May 8, 2015

Alternative to What: "ParaNorman" (2012)

Welcome to Alternative to What: a weekly column that tries to find a great alternative to driving to the multiplexes. Based on releases of that week, the selections will either be thematically related or feature recurring cast and crew. The goal is to help you better understand the diversity of cinema and hopefully find you some favorites while saving a few bucks. At worse, this column will save you money. Expect each installment to come out on Fridays, unless specified. 

THIS WEEK:
ParaNorman (2012)
- Alternative To -
Maggie (2015)

It seems impossible to escape the world of zombie culture nowadays. With The Walking Dead being one of the most successful shows on TV, there's a never-ending need for more and more. As a result, one of the odder tales spring forth this weekend with the release of Maggie in which Arnold Schwarzenegger stands by his daughter as she turns into a zombie. It is a profoundly odd tale to share, but one that has been turning heads as well from the action star actor. Though it does raise the question: when will the zombie bubble burst? For now, it doesn't seem like it will as long as there's ways to make it interpersonal.
One of the best examples from recent years was a stop motion animation film called ParaNorman, which isn't directly a zombie film, but incorporates them as other characters. To summarize, there's a lot of supernatural elements in the film and its protagonist Norman has an easy time seeing ghosts. There are girls with superpowers and zombies are running rampant. It is a loving homage to b-movie culture with metaphors that are more universal than the average walking dead story allows for. It is visually appetizing and creates a visceral experience for the audience.
For starters, it is one of the funnest children's movies that have been produced in the past few years. Yes, How to Train Your Dragon has shown the heights of CGI, but ParaNorman shows the way in which tried and true techniques can produce something equally kinetic and arguably just as enjoyable. In fact, the technique is far more impressive considering that it is a mixture of styles that helps to create its fluid, lanky look that plays out like an action-packed Scooby Doo episode. The film may not be as emotionally complex as Maggie presumably will be, but it hits the adrenaline and the heart at the same time in ways that are incomparable.

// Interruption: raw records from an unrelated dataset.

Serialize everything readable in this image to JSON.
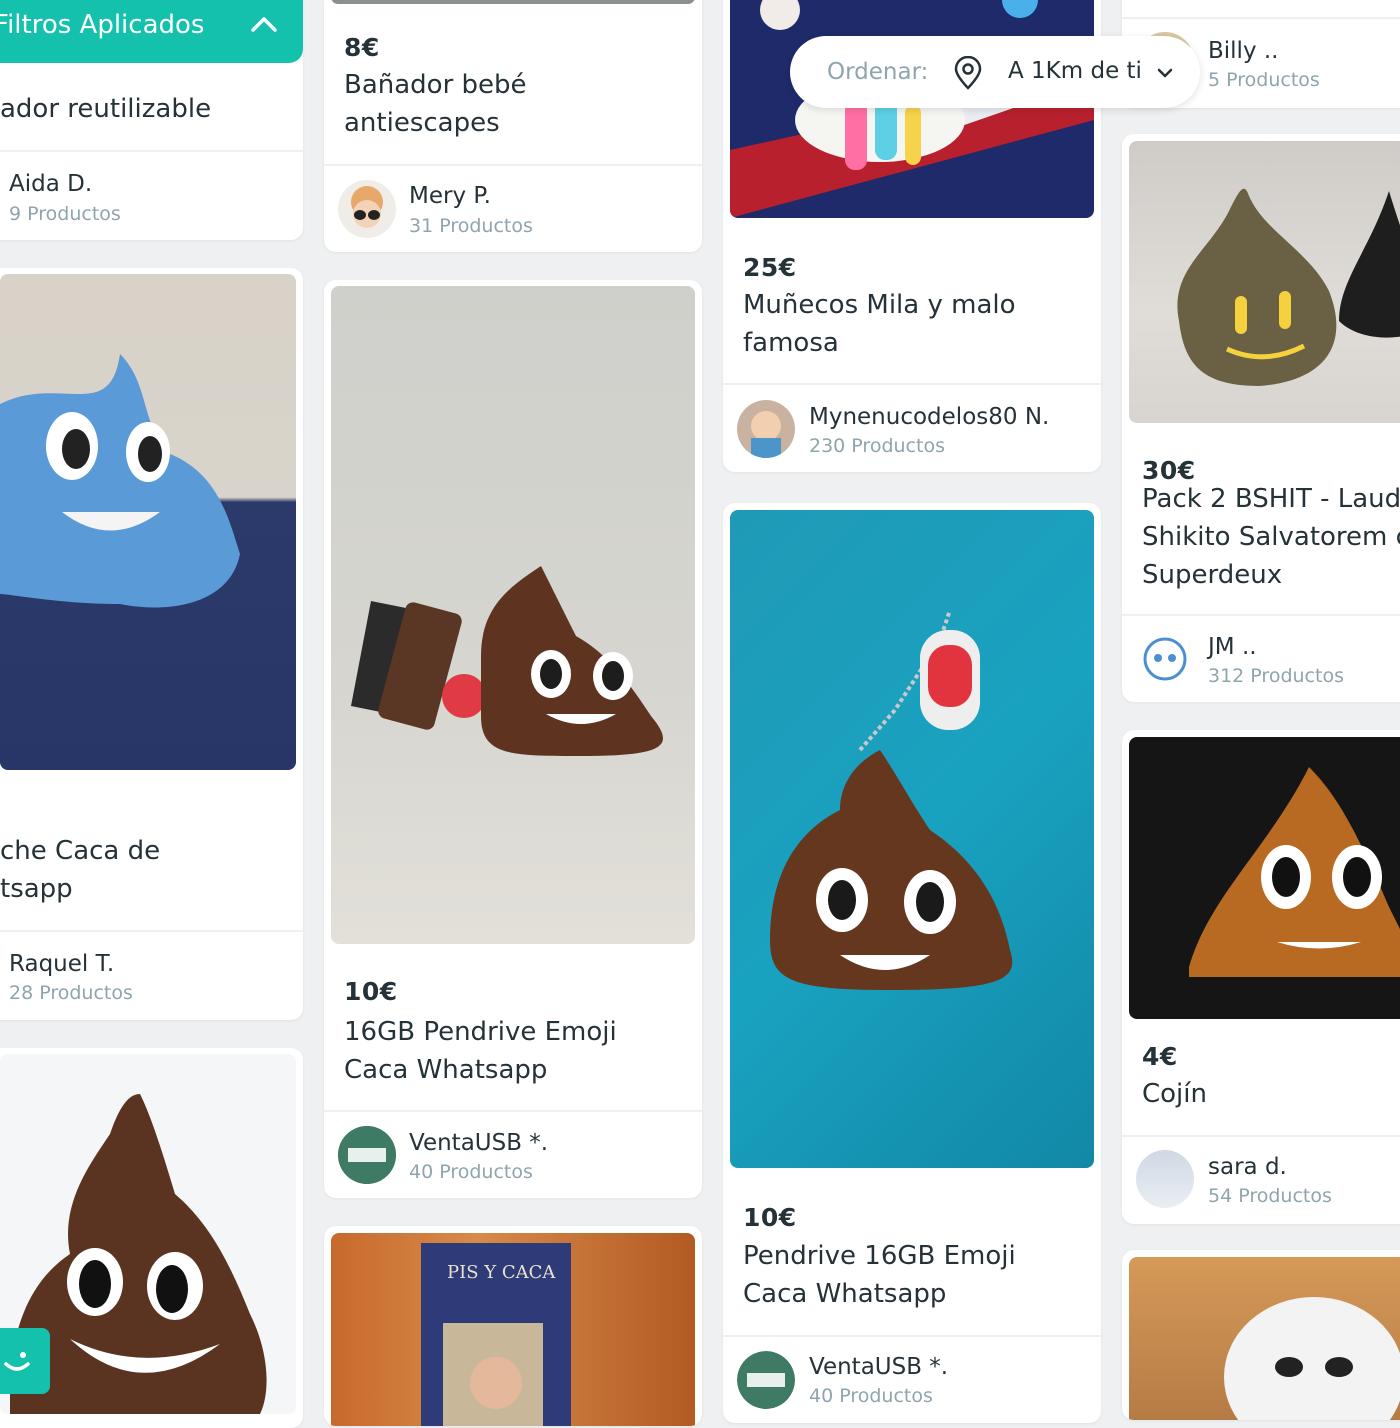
{
  "filters": {
    "label": "Filtros Aplicados"
  },
  "sort": {
    "label": "Ordenar:",
    "value": "A 1Km de ti"
  },
  "cards": [
    {
      "title": "ador reutilizable",
      "seller": "Aida D.",
      "count": "9 Productos"
    },
    {
      "price": "8€",
      "title_line1": "Bañador bebé",
      "title_line2": "antiescapes",
      "seller": "Mery P.",
      "count": "31 Productos"
    },
    {
      "price": "25€",
      "title_line1": "Muñecos Mila y malo",
      "title_line2": "famosa",
      "seller": "Mynenucodelos80 N.",
      "count": "230 Productos"
    },
    {
      "seller": "Billy ..",
      "count": "5 Productos"
    },
    {
      "title_line1": "che Caca de",
      "title_line2": "tsapp",
      "seller": "Raquel T.",
      "count": "28 Productos"
    },
    {
      "price": "10€",
      "title_line1": "16GB Pendrive Emoji",
      "title_line2": "Caca Whatsapp",
      "seller": "VentaUSB *.",
      "count": "40 Productos"
    },
    {
      "price": "10€",
      "title_line1": "Pendrive 16GB Emoji",
      "title_line2": "Caca Whatsapp",
      "seller": "VentaUSB *.",
      "count": "40 Productos"
    },
    {
      "price": "30€",
      "title_line1": "Pack 2 BSHIT - Laud",
      "title_line2": "Shikito Salvatorem c",
      "title_line3": "Superdeux",
      "seller": "JM ..",
      "count": "312 Productos"
    },
    {
      "price": "4€",
      "title_line1": "Cojín",
      "seller": "sara d.",
      "count": "54 Productos"
    },
    {
      "book_title": "PIS Y CACA"
    }
  ]
}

If anything, there's evidence here in that stop motion films can have just as much fun as live action films. LAIKA has done great work in bringing the technique back by making three vastly different films that capture the imagination and manages to unlock something greater in cinema. While some would argue that Coraline is just as great, if not greater, my favorite of theirs remains ParaNorman, which is a film about outcasts that seems predicated on appealing to the demographic. It is edgy, progressive, full of references, and allows for something more tangible in the monster movies of which it is riffing. However, it is never a distracting tactic.
I am unsure if Maggie will end up being a great movie. Maybe Schwarzenegger will prove to have an emotional range that I was unaware of. However, it does add an interesting twist to a genre that has grown, much like their monsters, stale. Even then, there still manages to be a few here and there that pop with life and prove why we keep coming back to these stories. In the case of ParaNorman, it is proof that zombies aren't reserved to adult entertainment. Kids can enjoy them and have the same sensationalized ride that older audiences can have. For that, this is a film that has no age limits and ends up being one of the more intriguing animated films in recent years.